Howl's Amateurish Moving Castle
Again in Medium, we read about writing by Ben Dolnick.
https://medium.com/@bendolnickbooks/i-amateur-1c21293b27eb
and come across a wee nip of the creature-genius that inhabits each of us, but needs to be coaxed out with a bit of cake or effort:
...While I was writing my song, I wasn’t worrying about whether I was a songwriter, or whether what I was doing was any good, or whether songwriting, as an art-form, had seen its best days come and go. My mind was too busy with a series of logistical puzzles: How could this part be made to fit with that one? What would happen if I took this chord and flipped it on its head? Could this line be made better? Amateurism, for once, seemed not a specter to be feared but a gift to be treasured. And it’s a gift I intend to smuggle back with me into the realm of fiction-writing.
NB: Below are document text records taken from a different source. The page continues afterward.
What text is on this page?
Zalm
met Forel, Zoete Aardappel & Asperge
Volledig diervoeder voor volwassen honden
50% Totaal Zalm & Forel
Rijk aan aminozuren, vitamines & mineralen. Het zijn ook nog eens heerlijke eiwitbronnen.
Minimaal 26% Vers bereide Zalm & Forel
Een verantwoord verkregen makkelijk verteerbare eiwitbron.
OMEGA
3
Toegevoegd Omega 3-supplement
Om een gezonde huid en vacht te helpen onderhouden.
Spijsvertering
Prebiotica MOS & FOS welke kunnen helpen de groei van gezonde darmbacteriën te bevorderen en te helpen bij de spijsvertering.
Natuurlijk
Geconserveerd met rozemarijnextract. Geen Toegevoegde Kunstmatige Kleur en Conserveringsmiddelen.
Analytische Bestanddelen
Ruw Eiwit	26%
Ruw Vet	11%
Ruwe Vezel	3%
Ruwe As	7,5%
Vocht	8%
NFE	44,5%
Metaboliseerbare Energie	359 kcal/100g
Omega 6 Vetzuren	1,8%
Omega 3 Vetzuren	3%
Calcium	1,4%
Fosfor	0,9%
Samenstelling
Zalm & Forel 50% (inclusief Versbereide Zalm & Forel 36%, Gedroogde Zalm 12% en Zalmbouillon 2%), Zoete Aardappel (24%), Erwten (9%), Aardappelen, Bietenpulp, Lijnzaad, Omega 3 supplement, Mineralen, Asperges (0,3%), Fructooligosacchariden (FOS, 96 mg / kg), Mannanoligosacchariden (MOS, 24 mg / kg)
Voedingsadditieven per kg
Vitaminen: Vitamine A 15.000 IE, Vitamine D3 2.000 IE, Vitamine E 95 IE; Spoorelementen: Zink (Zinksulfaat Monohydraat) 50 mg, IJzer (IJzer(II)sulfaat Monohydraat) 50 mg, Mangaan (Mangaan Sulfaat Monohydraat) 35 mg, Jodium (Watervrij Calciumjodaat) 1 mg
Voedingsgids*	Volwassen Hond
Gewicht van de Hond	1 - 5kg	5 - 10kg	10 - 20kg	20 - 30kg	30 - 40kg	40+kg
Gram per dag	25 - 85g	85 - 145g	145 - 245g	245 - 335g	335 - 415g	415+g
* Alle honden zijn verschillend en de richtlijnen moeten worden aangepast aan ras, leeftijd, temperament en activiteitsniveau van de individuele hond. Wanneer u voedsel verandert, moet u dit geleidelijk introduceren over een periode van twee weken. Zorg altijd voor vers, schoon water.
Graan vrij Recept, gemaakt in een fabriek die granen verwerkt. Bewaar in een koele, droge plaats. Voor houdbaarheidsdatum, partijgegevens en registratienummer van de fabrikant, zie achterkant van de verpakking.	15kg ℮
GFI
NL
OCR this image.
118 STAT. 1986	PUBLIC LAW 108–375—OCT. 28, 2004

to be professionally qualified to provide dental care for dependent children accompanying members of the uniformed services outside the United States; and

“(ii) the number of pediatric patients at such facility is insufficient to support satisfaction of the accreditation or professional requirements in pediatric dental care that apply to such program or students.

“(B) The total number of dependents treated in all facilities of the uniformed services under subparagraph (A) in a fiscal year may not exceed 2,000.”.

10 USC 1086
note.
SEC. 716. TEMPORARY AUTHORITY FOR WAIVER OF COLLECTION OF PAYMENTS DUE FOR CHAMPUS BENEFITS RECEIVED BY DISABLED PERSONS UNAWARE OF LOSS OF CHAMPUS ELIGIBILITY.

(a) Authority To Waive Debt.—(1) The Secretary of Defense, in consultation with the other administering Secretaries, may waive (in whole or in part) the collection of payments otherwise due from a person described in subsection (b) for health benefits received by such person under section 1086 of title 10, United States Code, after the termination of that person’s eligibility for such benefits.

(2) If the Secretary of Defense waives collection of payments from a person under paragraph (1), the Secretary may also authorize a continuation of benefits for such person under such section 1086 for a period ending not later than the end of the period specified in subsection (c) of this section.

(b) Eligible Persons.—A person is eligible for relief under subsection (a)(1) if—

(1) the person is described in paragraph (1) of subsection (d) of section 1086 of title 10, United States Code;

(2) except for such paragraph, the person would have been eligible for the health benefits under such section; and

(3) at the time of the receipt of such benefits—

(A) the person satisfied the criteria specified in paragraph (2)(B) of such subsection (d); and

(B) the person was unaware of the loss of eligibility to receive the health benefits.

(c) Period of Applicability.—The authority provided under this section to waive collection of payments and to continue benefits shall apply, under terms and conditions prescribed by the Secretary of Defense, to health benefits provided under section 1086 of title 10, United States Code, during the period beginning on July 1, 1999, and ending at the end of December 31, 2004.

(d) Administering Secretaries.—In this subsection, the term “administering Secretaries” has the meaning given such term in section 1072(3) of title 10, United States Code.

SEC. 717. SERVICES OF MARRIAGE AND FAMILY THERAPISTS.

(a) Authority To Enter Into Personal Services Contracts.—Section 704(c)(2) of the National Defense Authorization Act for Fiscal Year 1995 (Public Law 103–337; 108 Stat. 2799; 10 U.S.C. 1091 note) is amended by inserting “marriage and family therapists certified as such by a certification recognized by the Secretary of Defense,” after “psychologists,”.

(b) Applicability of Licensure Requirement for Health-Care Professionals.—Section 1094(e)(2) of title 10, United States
“A writer,” Donald Barthelme said, “is one who, embarking upon a task, does not know what to do.”This line, which had always struck me as terrifying, a Beckettian howl of wind across a wasted landscape, looked now, in the wake of my attempt at songwriting, like a curious kind of reassurance, even an inspiration. The fear, the self-doubt, the befuddlement: Yes, exactly! You’re on the right track! In novel-writing, no less than in songwriting, the freedom from strictures need not merely be a problem: it can also be the point. A license that was never truly granted can, after all, never truly be revoked.
Seen this way, how lucky I am, really, to spend each day participating in the never-ending apprenticeship that is writing. How silly to imagine that an endeavor as mysterious as creation — whether of a song or a novel — could, or should, ever be approached routinely. We see the pit, we nod hello to it — and we take a step.
I rush to point out that this holds true with most of our human endeavors, including that of experiences of the Holy.
If you cling to dogma, you will experience dogma. But if you take the leap into the unknown - the quest into the desert, the night journey, the ascent of Sinai, the concourse with the suffering of the world - you will nod hello to Holy.